Dutch and British gas prices continued to rise on Tuesday morning, reacting to strikes on Ukrainian gas infrastructure, but gains were limited by healthy supply.
The benchmark Dutch front-month contract at the TTF hub was up €0.12 at €33.29 per megawatt hour (MWh), or $11.37/mmBtu, by 09:59 GMT, LSEG data showed.
The Dutch November contract was up €0.14 at €33.47/MWh.
The British day-ahead contract rose 0.85p to 85.85p per therm.
Prices have risen this week after Russia launched its largest attack on Ukrainian gas infrastructure since the start of the war, with bullish weather forecasts adding to the upside.

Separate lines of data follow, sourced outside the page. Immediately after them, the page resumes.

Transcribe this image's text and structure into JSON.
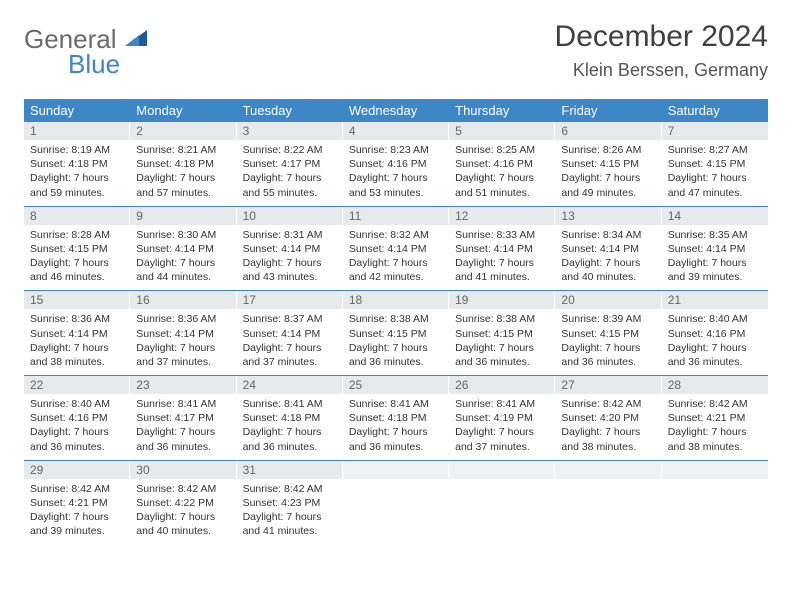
{
  "logo": {
    "general": "General",
    "blue": "Blue"
  },
  "title": "December 2024",
  "location": "Klein Berssen, Germany",
  "header_bg": "#3d87c7",
  "daynum_bg": "#e7e9eb",
  "row_border": "#3d87c7",
  "weekdays": [
    "Sunday",
    "Monday",
    "Tuesday",
    "Wednesday",
    "Thursday",
    "Friday",
    "Saturday"
  ],
  "weeks": [
    [
      {
        "n": "1",
        "sr": "8:19 AM",
        "ss": "4:18 PM",
        "dl": "7 hours and 59 minutes."
      },
      {
        "n": "2",
        "sr": "8:21 AM",
        "ss": "4:18 PM",
        "dl": "7 hours and 57 minutes."
      },
      {
        "n": "3",
        "sr": "8:22 AM",
        "ss": "4:17 PM",
        "dl": "7 hours and 55 minutes."
      },
      {
        "n": "4",
        "sr": "8:23 AM",
        "ss": "4:16 PM",
        "dl": "7 hours and 53 minutes."
      },
      {
        "n": "5",
        "sr": "8:25 AM",
        "ss": "4:16 PM",
        "dl": "7 hours and 51 minutes."
      },
      {
        "n": "6",
        "sr": "8:26 AM",
        "ss": "4:15 PM",
        "dl": "7 hours and 49 minutes."
      },
      {
        "n": "7",
        "sr": "8:27 AM",
        "ss": "4:15 PM",
        "dl": "7 hours and 47 minutes."
      }
    ],
    [
      {
        "n": "8",
        "sr": "8:28 AM",
        "ss": "4:15 PM",
        "dl": "7 hours and 46 minutes."
      },
      {
        "n": "9",
        "sr": "8:30 AM",
        "ss": "4:14 PM",
        "dl": "7 hours and 44 minutes."
      },
      {
        "n": "10",
        "sr": "8:31 AM",
        "ss": "4:14 PM",
        "dl": "7 hours and 43 minutes."
      },
      {
        "n": "11",
        "sr": "8:32 AM",
        "ss": "4:14 PM",
        "dl": "7 hours and 42 minutes."
      },
      {
        "n": "12",
        "sr": "8:33 AM",
        "ss": "4:14 PM",
        "dl": "7 hours and 41 minutes."
      },
      {
        "n": "13",
        "sr": "8:34 AM",
        "ss": "4:14 PM",
        "dl": "7 hours and 40 minutes."
      },
      {
        "n": "14",
        "sr": "8:35 AM",
        "ss": "4:14 PM",
        "dl": "7 hours and 39 minutes."
      }
    ],
    [
      {
        "n": "15",
        "sr": "8:36 AM",
        "ss": "4:14 PM",
        "dl": "7 hours and 38 minutes."
      },
      {
        "n": "16",
        "sr": "8:36 AM",
        "ss": "4:14 PM",
        "dl": "7 hours and 37 minutes."
      },
      {
        "n": "17",
        "sr": "8:37 AM",
        "ss": "4:14 PM",
        "dl": "7 hours and 37 minutes."
      },
      {
        "n": "18",
        "sr": "8:38 AM",
        "ss": "4:15 PM",
        "dl": "7 hours and 36 minutes."
      },
      {
        "n": "19",
        "sr": "8:38 AM",
        "ss": "4:15 PM",
        "dl": "7 hours and 36 minutes."
      },
      {
        "n": "20",
        "sr": "8:39 AM",
        "ss": "4:15 PM",
        "dl": "7 hours and 36 minutes."
      },
      {
        "n": "21",
        "sr": "8:40 AM",
        "ss": "4:16 PM",
        "dl": "7 hours and 36 minutes."
      }
    ],
    [
      {
        "n": "22",
        "sr": "8:40 AM",
        "ss": "4:16 PM",
        "dl": "7 hours and 36 minutes."
      },
      {
        "n": "23",
        "sr": "8:41 AM",
        "ss": "4:17 PM",
        "dl": "7 hours and 36 minutes."
      },
      {
        "n": "24",
        "sr": "8:41 AM",
        "ss": "4:18 PM",
        "dl": "7 hours and 36 minutes."
      },
      {
        "n": "25",
        "sr": "8:41 AM",
        "ss": "4:18 PM",
        "dl": "7 hours and 36 minutes."
      },
      {
        "n": "26",
        "sr": "8:41 AM",
        "ss": "4:19 PM",
        "dl": "7 hours and 37 minutes."
      },
      {
        "n": "27",
        "sr": "8:42 AM",
        "ss": "4:20 PM",
        "dl": "7 hours and 38 minutes."
      },
      {
        "n": "28",
        "sr": "8:42 AM",
        "ss": "4:21 PM",
        "dl": "7 hours and 38 minutes."
      }
    ],
    [
      {
        "n": "29",
        "sr": "8:42 AM",
        "ss": "4:21 PM",
        "dl": "7 hours and 39 minutes."
      },
      {
        "n": "30",
        "sr": "8:42 AM",
        "ss": "4:22 PM",
        "dl": "7 hours and 40 minutes."
      },
      {
        "n": "31",
        "sr": "8:42 AM",
        "ss": "4:23 PM",
        "dl": "7 hours and 41 minutes."
      },
      {
        "empty": true
      },
      {
        "empty": true
      },
      {
        "empty": true
      },
      {
        "empty": true
      }
    ]
  ],
  "labels": {
    "sunrise": "Sunrise:",
    "sunset": "Sunset:",
    "daylight": "Daylight:"
  }
}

"Russian missile strikes targeted several facilities which Naftogaz called the biggest attack yet and a damage assessment is now underway. If the damage is notable there could be a stronger need for EU gas and/or LNG supply," said Wayne Bryan, LSEG gas research principal.
"Our outlook is for prices to adjust marginally lower, there is some risk either way if we get any new updates from Naftogaz regarding its damage assessment," he added.

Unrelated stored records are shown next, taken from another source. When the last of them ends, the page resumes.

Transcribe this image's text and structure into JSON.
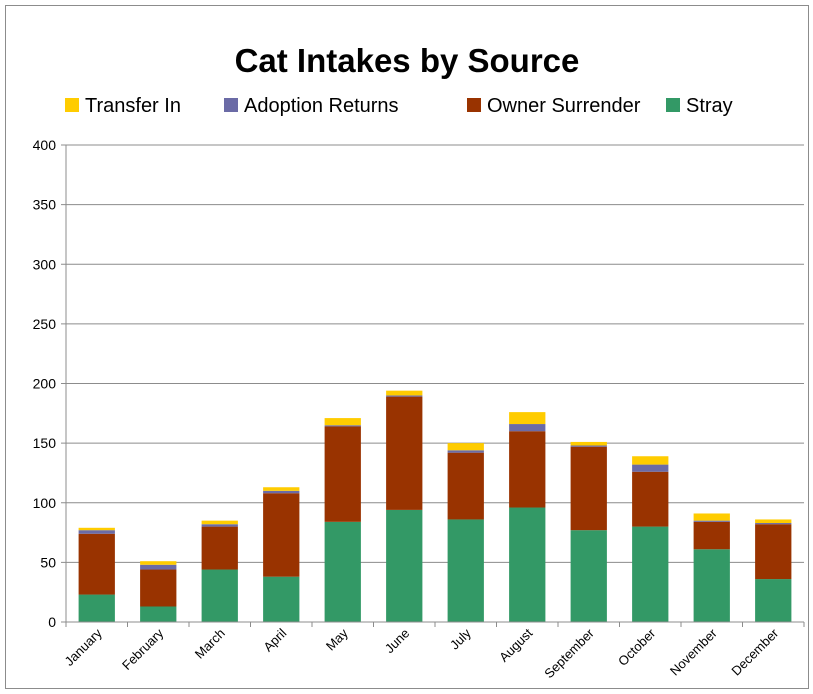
{
  "chart_data": {
    "type": "bar",
    "stacked": true,
    "title": "Cat Intakes by Source",
    "xlabel": "",
    "ylabel": "",
    "categories": [
      "January",
      "February",
      "March",
      "April",
      "May",
      "June",
      "July",
      "August",
      "September",
      "October",
      "November",
      "December"
    ],
    "series": [
      {
        "name": "Stray",
        "color": "#339966",
        "values": [
          23,
          13,
          44,
          38,
          84,
          94,
          86,
          96,
          77,
          80,
          61,
          36
        ]
      },
      {
        "name": "Owner Surrender",
        "color": "#993300",
        "values": [
          51,
          31,
          36,
          70,
          80,
          95,
          56,
          64,
          70,
          46,
          23,
          46
        ]
      },
      {
        "name": "Adoption Returns",
        "color": "#6b6ba6",
        "values": [
          3,
          4,
          2,
          2,
          1,
          1,
          2,
          6,
          1,
          6,
          1,
          1
        ]
      },
      {
        "name": "Transfer In",
        "color": "#ffcc00",
        "values": [
          2,
          3,
          3,
          3,
          6,
          4,
          6,
          10,
          3,
          7,
          6,
          3
        ]
      }
    ],
    "legend_order": [
      "Transfer In",
      "Adoption Returns",
      "Owner Surrender",
      "Stray"
    ],
    "legend_position": "top",
    "ylim": [
      0,
      400
    ],
    "yticks": [
      0,
      50,
      100,
      150,
      200,
      250,
      300,
      350,
      400
    ],
    "grid": true
  }
}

However, supply from liquefied natural gas (LNG) remains strong. Norwegian production has some outages over the coming week, but production should average around 317 mcm/d, Bryan said.

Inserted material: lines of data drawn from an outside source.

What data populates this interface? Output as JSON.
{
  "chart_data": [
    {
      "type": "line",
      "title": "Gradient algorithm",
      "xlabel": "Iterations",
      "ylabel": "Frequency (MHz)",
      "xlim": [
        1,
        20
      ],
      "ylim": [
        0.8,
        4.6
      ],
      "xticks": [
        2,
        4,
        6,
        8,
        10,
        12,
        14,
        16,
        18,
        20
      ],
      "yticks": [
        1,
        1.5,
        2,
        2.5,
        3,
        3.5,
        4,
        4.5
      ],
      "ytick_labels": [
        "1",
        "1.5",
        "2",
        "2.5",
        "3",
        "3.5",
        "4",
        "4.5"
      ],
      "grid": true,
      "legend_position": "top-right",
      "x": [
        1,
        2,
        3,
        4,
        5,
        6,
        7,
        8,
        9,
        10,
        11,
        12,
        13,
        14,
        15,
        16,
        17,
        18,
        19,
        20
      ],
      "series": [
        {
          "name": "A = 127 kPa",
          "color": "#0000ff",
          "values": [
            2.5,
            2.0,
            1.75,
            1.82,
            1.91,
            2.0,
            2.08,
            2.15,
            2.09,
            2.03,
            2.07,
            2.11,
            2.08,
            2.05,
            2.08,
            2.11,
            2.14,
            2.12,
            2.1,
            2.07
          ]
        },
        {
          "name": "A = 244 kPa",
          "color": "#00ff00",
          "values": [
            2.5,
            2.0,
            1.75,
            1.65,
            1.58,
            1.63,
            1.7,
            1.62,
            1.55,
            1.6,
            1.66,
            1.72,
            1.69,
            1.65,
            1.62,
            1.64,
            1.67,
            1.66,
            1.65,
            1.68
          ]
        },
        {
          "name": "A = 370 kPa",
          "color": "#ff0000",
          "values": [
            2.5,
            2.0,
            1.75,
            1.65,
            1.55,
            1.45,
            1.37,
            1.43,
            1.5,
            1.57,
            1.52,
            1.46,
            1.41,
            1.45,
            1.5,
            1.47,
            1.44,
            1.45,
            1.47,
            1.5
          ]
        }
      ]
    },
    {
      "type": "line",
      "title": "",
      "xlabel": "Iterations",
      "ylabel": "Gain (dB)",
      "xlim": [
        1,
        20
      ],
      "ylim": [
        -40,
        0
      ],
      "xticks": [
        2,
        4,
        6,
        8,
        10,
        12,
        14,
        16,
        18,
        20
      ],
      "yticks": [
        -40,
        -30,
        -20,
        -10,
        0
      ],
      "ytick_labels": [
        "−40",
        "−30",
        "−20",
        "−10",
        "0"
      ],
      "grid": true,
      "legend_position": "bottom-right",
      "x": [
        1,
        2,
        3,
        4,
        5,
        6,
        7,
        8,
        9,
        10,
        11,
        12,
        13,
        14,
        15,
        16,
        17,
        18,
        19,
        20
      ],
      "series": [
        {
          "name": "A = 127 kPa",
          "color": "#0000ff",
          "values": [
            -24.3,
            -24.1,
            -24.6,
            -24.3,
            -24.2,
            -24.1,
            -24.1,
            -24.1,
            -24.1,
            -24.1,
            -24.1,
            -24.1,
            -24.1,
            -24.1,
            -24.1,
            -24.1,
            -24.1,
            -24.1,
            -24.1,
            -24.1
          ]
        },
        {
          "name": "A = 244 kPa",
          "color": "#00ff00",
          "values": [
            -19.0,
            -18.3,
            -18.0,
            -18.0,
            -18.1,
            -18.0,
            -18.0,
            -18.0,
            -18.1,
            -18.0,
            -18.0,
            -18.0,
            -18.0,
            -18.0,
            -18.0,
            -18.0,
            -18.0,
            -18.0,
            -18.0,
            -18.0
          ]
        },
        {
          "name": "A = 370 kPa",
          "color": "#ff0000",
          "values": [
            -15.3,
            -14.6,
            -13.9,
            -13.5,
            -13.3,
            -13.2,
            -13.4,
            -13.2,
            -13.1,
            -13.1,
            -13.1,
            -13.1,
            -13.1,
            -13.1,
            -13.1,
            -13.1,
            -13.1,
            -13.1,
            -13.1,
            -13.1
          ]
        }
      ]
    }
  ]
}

Europe will need to import up to 160 additional LNG cargoes this winter due to lower storage and a decline in pipeline flows from Russia and Algeria, according to analysts and data, deepening its dependency on US gas.
LNG imports will jump to 820 tankers this year from 660 last year, representing 48 per cent of all EU gas supply, with analysts forecasting a need for around 16 billion cubic meters (bcm) this winter.
EU gas storage sites were last 82.75 per cent full, compared with 94.56 per cent at the same time last year, Gas Infrastructure Europe data showed.